Multi-Objective Optimization Design of Dual-Polarized Broadband Frequency Selective Rasorber

To address the challenges of prolonged design cycles, low efficiency, and excessive dependence on specialized expertise in the design of frequency selective rasorber (FSR), this letter presents a novel dual-polarized broadband FSR design based on multi-objective optimization algorithm. The proposed approach incorporates a surface patch discretization topology optimization method into two-dimensional FSR structural design. The discretized surface patches are encoded using a binary representation system and subsequently integrated with structural parameters into an intelligent optimization algorithm for topological configuration enhancement. To resolve the inherent conflict between structural dimensions and design principles in the “Absorption-Transmission”(“A-T”) type FSR, while simultaneously addressing the complex surface structure of lossy layers, we design a high-impedance resistive film-loaded dense metal patch coding structure combined with a second-order bandpass frequency selective surface (FSS).
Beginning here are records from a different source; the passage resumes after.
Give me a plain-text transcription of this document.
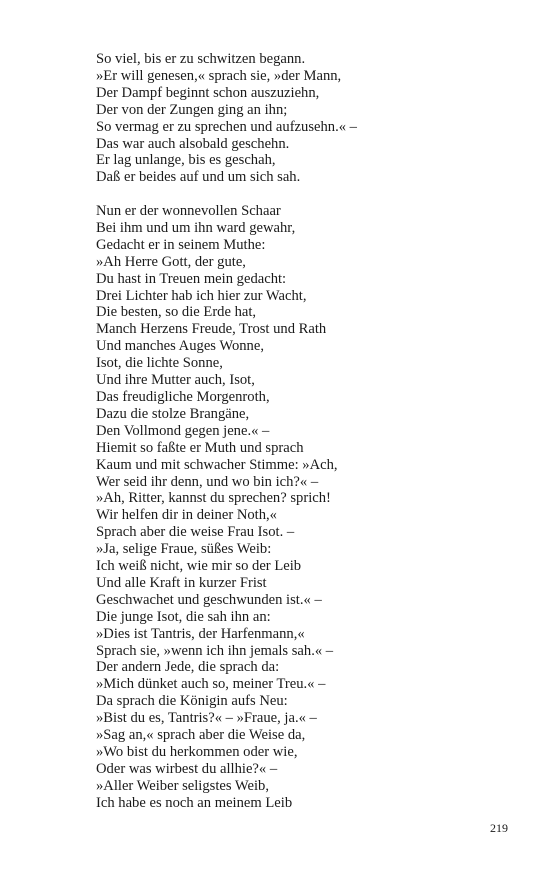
So viel, bis er zu schwitzen begann.
»Er will genesen,« sprach sie, »der Mann,
Der Dampf beginnt schon auszuziehn,
Der von der Zungen ging an ihn;
So vermag er zu sprechen und aufzusehn.« –
Das war auch alsobald geschehn.
Er lag unlange, bis es geschah,
Daß er beides auf und um sich sah.
Nun er der wonnevollen Schaar
Bei ihm und um ihn ward gewahr,
Gedacht er in seinem Muthe:
»Ah Herre Gott, der gute,
Du hast in Treuen mein gedacht:
Drei Lichter hab ich hier zur Wacht,
Die besten, so die Erde hat,
Manch Herzens Freude, Trost und Rath
Und manches Auges Wonne,
Isot, die lichte Sonne,
Und ihre Mutter auch, Isot,
Das freudigliche Morgenroth,
Dazu die stolze Brangäne,
Den Vollmond gegen jene.« –
Hiemit so faßte er Muth und sprach
Kaum und mit schwacher Stimme: »Ach,
Wer seid ihr denn, und wo bin ich?« –
»Ah, Ritter, kannst du sprechen? sprich!
Wir helfen dir in deiner Noth,«
Sprach aber die weise Frau Isot. –
»Ja, selige Fraue, süßes Weib:
Ich weiß nicht, wie mir so der Leib
Und alle Kraft in kurzer Frist
Geschwachet und geschwunden ist.« –
Die junge Isot, die sah ihn an:
»Dies ist Tantris, der Harfenmann,«
Sprach sie, »wenn ich ihn jemals sah.« –
Der andern Jede, die sprach da:
»Mich dünket auch so, meiner Treu.« –
Da sprach die Königin aufs Neu:
»Bist du es, Tantris?« – »Fraue, ja.« –
»Sag an,« sprach aber die Weise da,
»Wo bist du herkommen oder wie,
Oder was wirbest du allhie?« –
»Aller Weiber seligstes Weib,
Ich habe es noch an meinem Leib
219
For effective optimization of the multi-variable, multi-objective FSR design problem, we implemented the NSGA-II enhanced with a simulated binary crossover operator (SBX) and an improved adaptive mutation mechanism. The optimized “A-T” type FSR demonstrates exceptional performance, achieving insertion loss less than 3 dB in the 6.88–12.94 GHz range and absorptivity exceeding 80% in the 2.18–6.14 GHz range.